Хлоя остановила машину около магазина Аманды в Де-Плэйнс и осталась ждать в машине, когда Рейфорд поспешил к Аманде попрощаться.

— Он здесь? — спросил Рейфорд секретаря.

— И он, и она, — ответила секретарь. — Она в своем кабинете, а он вот в этом.

Она указала на небольшую комнату рядом с кабинетом Аманды.

— Как только я войду туда, пожалуйста, спуститесь вниз и скажите моей дочери, что ее просят подойти к телефону.

— Хорошо.

Рейфорд постучал и вошел в кабинет Аманды.

— Я думаю, ты не ждешь от меня радостной улыбки, Рэй, — сказала она. Весь день я старалась изобразить улыбку, но не получается.

— Я подумаю, что я могу сделать, чтобы ты улыбнулась, — сказал он, вытаскивая ее из кресла и целуя.
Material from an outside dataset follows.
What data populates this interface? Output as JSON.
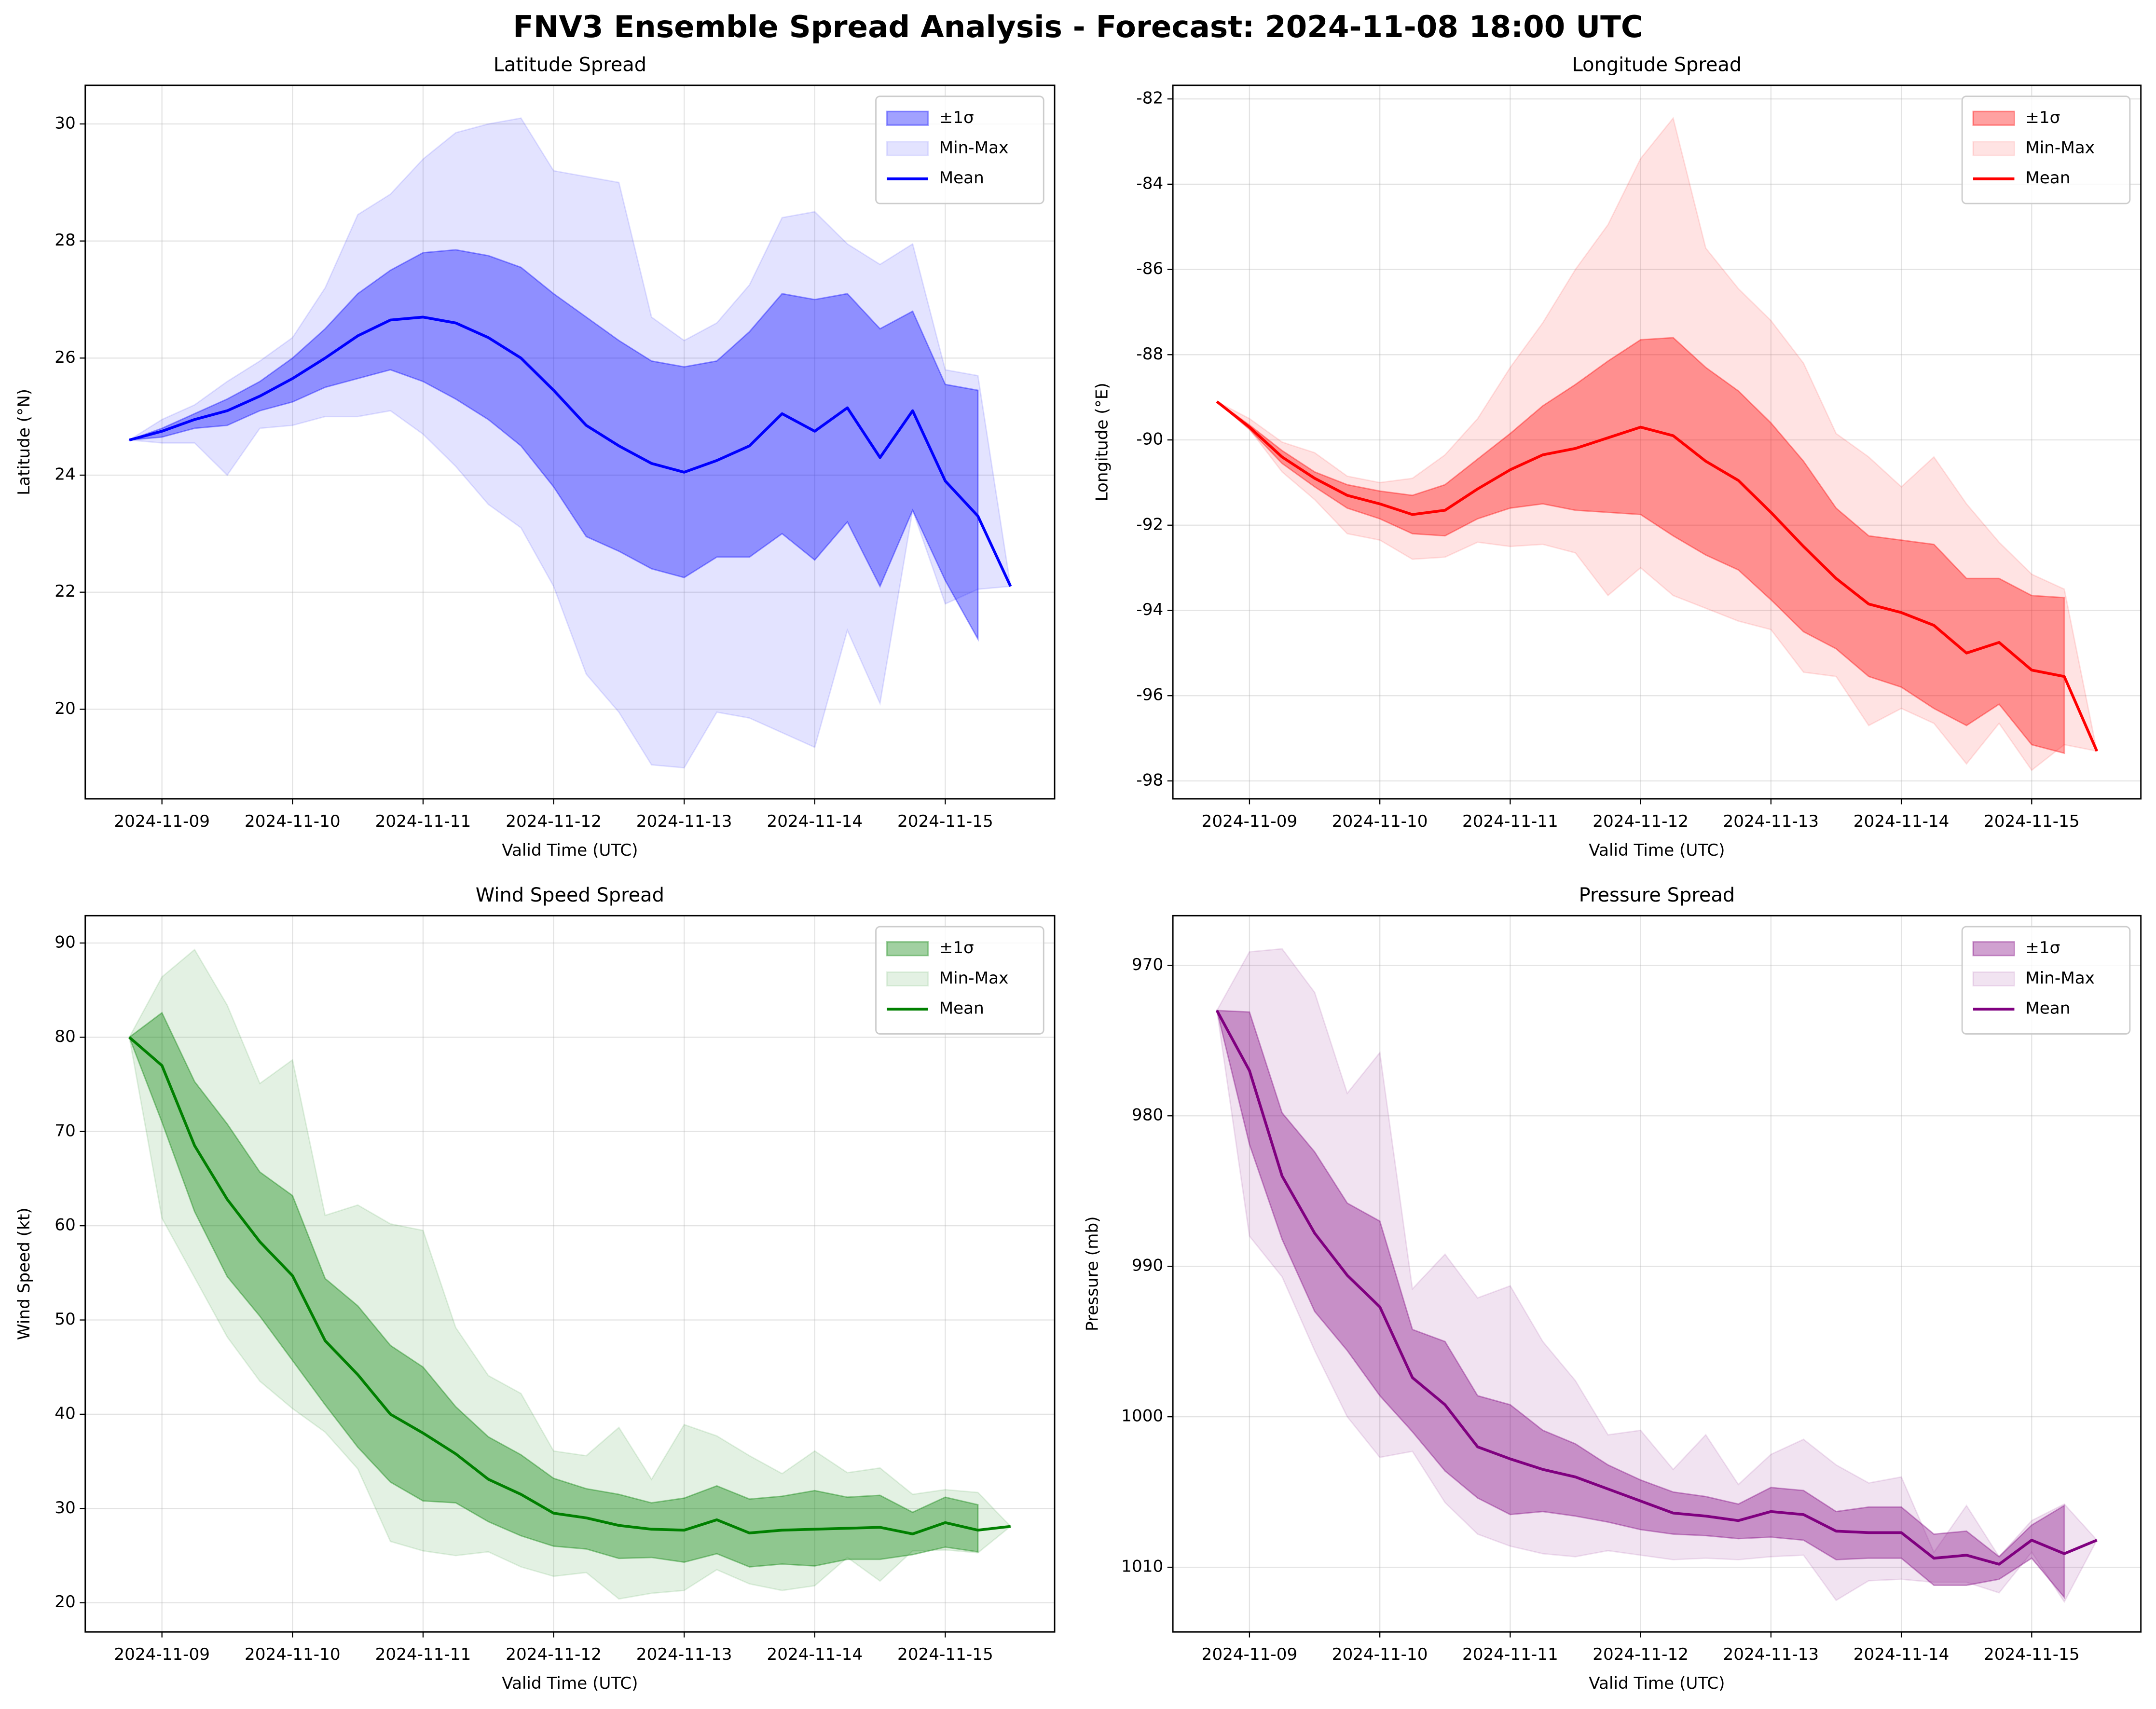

— Ты знаешь, что Бак здесь? — спросила она.

— Да. Это приятный сюрприз для Хлои.

— Ты не собираешься и меня удивить таким же образом?

— Может быть, я удивлю тебя прямо сейчас, — ответил он. — Как тебе нравится твоя новая работа?

— Я ее ненавижу. Я бы уехала в Нью-Йорк, если бы нашелся подходящий парень.

— Он нашелся, — ответил Рейфорд, вынимая маленькую коробочку из бокового кармана и вкладывая ее в руку Аманды.

Она отпрянула:

— Что это?

— Что? Я не знаю. Почему бы тебе самой не сказать мне, что это?